27-07-2025, 08:20 - Wörter:

“Vielleicht. Vielleicht blüht allen Menschen mit Macht dasselbe Schicksal.”
Und wenn er starb, dann sollte sein Reichtum ihr gehören. Dann sollte sein Reich fallen oder bestehen, und er würde unter der Erde liegen und es wäre ihm egal. Alles, was ihm gehörte, sollte in die Hände derer fallen, die gedachten, sich Erbe zu nennen; er legte all die Verantwortung getrost in den Schoß der großen Mutter und derer, die ihn überleben würden. Was Keeran an seiner Frau faszinierte, war ihr ungefiltertes Selbstbewusstsein, das in den Augen mancher sicher als Größenwahn wahrgenommen werden konnte. Es stimmte durchaus, dass er ihr den Weg unter anderem geebnet hatte, mit Gold und Macht, welche ihr als einfache, mittlere Händlerstochter aus dem Winterland niemals durch die Finger geronnen wären, doch auch unter anderen Umständen hatte er keine Zweifel, dass sie sich an die Spitze ihrer eigenen Nahrungskette gekämpft hätte. Wenn auch nur in ihrer eigenen Welt, war sie die Größte und besaß das Recht, sich mit einer Königin gleichzustellen - hier, wo keine Regeln galten, die sie nicht aufstellten, kein Gott herrschte, den sie nicht wählten. Sie beide nackt in ihrem eigenen Königreich und so völlig selbstverständlich den besten Wein genießend, den man zu diesen Zeiten noch auftreiben konnte. Doch so hoch sich Vanja selbst lobte, sah ihr Mann sie für das, was sie wirklich war. Auffordernd nickte er mit dem Kinn in ihre Richtung, denn ihr Hochmut perlte an ihm ab wie der Wein, der eben noch über ihre Brust geflossen war.
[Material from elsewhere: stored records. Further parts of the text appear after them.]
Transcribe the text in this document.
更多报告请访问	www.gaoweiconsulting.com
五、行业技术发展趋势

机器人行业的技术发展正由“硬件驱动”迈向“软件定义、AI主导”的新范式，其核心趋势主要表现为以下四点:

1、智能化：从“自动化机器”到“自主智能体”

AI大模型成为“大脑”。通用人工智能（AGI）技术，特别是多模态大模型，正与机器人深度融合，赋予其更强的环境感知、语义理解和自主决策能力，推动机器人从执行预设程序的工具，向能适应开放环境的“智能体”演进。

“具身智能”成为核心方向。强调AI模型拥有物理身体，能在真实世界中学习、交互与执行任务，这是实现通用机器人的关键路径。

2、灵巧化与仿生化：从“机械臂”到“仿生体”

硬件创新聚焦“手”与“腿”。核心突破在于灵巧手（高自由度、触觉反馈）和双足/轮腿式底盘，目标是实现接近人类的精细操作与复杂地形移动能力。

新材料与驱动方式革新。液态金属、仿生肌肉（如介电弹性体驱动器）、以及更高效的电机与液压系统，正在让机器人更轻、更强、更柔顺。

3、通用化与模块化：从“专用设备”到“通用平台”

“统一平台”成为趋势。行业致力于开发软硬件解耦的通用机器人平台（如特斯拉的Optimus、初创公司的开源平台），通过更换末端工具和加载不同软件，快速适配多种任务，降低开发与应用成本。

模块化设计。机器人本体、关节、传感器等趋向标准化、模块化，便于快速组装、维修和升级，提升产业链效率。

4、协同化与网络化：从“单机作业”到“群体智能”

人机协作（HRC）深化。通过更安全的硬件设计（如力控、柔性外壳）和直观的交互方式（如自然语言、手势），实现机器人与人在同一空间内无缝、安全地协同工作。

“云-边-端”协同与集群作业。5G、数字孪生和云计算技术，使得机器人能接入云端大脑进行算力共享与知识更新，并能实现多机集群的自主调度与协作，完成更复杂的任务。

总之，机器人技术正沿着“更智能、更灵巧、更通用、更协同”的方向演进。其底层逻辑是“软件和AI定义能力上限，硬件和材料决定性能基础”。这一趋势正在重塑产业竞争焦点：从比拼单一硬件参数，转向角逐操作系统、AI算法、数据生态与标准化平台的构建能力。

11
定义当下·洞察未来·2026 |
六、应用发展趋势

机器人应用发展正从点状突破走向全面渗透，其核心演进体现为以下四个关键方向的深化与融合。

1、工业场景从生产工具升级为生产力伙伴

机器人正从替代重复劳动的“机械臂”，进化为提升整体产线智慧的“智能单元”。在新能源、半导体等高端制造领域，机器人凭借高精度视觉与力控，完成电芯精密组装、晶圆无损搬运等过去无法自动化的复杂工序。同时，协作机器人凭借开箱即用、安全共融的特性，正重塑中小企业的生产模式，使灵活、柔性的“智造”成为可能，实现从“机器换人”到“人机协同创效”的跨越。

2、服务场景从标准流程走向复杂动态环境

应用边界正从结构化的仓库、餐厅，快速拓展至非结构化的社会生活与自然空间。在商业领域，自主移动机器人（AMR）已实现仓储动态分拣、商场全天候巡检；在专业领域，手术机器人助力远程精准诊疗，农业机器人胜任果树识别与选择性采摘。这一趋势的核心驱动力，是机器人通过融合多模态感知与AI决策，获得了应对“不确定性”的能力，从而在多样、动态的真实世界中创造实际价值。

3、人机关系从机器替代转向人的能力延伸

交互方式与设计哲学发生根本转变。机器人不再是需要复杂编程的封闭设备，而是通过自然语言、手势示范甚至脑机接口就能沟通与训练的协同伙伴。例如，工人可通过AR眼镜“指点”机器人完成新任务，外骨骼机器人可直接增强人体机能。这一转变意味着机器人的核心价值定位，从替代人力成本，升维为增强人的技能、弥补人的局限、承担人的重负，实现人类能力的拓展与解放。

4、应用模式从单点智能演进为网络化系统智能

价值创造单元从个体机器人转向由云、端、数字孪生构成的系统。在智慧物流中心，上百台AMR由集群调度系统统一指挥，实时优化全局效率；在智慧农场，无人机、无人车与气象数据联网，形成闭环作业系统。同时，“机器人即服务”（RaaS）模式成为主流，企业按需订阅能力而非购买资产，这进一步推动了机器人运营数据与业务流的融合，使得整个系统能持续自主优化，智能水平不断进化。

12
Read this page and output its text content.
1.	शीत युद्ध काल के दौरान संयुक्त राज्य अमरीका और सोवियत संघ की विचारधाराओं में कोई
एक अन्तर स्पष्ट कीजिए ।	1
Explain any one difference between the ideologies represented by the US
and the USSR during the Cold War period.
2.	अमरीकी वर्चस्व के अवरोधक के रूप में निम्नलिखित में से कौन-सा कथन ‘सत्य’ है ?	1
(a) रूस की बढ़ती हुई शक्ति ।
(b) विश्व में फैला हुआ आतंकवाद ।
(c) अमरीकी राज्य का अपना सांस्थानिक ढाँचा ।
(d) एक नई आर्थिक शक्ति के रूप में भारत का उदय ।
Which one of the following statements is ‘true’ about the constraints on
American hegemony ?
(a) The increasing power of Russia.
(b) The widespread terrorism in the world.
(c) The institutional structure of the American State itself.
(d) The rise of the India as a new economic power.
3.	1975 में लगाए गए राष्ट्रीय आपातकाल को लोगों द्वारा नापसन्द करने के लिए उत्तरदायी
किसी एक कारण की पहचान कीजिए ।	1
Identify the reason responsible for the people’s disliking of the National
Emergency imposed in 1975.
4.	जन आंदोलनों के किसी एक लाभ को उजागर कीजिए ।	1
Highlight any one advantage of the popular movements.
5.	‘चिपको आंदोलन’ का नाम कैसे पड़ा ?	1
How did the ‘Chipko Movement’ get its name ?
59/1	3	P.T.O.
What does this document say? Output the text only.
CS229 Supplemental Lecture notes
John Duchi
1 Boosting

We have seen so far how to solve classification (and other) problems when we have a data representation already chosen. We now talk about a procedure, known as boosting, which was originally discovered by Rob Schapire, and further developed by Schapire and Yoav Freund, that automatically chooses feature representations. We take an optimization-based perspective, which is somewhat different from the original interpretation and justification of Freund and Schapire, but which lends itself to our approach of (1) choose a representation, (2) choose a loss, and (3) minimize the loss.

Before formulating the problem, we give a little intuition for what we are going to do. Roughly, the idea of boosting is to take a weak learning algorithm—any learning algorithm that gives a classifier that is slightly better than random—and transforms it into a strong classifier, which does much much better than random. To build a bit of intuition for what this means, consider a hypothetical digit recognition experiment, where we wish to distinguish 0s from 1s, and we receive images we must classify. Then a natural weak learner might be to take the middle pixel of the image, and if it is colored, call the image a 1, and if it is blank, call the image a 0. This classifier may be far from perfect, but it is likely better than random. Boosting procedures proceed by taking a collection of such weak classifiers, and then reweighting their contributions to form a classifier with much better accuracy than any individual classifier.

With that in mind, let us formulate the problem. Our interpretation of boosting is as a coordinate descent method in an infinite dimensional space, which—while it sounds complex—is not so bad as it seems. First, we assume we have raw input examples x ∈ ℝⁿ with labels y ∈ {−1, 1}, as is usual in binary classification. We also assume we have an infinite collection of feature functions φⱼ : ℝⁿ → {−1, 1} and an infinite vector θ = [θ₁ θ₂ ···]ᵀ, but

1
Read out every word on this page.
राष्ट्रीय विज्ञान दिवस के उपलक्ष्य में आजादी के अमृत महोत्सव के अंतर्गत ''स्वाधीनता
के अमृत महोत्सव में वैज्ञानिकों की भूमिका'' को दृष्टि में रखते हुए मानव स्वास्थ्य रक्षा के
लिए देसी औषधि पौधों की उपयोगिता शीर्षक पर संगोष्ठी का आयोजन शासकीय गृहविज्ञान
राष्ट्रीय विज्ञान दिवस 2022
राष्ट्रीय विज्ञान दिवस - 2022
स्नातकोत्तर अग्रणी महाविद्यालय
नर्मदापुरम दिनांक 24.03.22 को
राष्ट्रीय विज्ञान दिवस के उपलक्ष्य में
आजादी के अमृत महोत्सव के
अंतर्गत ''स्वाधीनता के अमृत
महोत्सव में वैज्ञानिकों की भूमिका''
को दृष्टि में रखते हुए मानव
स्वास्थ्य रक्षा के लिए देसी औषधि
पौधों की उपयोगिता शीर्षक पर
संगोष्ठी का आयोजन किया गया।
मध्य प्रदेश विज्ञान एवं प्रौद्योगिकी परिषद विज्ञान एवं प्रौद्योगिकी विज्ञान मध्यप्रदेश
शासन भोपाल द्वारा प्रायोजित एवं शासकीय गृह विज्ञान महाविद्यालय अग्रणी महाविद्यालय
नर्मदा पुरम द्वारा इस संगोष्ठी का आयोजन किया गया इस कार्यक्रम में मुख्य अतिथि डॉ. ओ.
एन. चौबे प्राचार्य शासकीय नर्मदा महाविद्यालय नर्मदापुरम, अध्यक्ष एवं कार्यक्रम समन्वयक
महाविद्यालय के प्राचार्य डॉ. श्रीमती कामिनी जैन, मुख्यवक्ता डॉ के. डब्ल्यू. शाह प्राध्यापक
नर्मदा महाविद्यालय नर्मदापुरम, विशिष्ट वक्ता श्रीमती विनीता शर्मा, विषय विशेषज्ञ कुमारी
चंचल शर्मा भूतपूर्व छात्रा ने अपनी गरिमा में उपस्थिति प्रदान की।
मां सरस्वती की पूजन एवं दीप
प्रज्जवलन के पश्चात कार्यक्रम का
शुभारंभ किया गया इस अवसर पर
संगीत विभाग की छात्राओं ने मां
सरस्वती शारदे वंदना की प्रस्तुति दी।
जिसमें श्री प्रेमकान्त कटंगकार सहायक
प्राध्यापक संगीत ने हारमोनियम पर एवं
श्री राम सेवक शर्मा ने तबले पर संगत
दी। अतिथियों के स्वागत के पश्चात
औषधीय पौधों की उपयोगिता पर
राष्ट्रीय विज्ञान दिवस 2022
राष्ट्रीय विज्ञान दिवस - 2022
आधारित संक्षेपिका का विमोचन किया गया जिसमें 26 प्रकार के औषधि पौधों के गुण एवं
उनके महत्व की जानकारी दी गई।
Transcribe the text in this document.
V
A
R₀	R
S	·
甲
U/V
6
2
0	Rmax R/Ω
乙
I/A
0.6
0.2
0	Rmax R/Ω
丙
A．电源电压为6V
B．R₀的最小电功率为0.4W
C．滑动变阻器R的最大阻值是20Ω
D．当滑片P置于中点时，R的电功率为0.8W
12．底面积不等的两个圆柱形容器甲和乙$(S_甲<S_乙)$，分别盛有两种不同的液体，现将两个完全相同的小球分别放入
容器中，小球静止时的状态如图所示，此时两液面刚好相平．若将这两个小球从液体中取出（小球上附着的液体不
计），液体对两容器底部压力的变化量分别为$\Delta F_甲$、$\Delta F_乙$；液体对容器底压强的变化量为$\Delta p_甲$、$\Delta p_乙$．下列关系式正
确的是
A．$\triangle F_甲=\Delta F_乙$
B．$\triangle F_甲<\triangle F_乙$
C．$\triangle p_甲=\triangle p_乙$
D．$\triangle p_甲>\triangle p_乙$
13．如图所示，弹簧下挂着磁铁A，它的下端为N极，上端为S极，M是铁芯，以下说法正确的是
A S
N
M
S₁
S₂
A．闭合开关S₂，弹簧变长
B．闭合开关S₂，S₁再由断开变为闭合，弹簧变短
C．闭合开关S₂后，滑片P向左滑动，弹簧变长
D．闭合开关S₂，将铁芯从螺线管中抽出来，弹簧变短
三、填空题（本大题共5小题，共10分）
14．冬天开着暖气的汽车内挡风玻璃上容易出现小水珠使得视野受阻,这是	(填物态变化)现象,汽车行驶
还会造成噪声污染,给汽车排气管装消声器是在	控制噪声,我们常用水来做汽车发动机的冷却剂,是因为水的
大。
“Sag mir doch, was dich besser macht als sie. Ich würde es gerne aus deinem Mund hören.”
Ohne seinen Blick von dem Gesicht seiner Frau abzuwenden, nippte er an seinem Glas und beobachtete, wie die Schatten warm über jede kleine Unebenheit tanzten. Ob er die Antwort kannte oder nicht, er wollte, dass Vanja sie selbst verbalisierte. Reden konnten viele, oft ohne Sinn; es war die Kunst, der Überzeugung einen Inhalt zu geben, um ihr letztendlich auch Glauben zu schenken.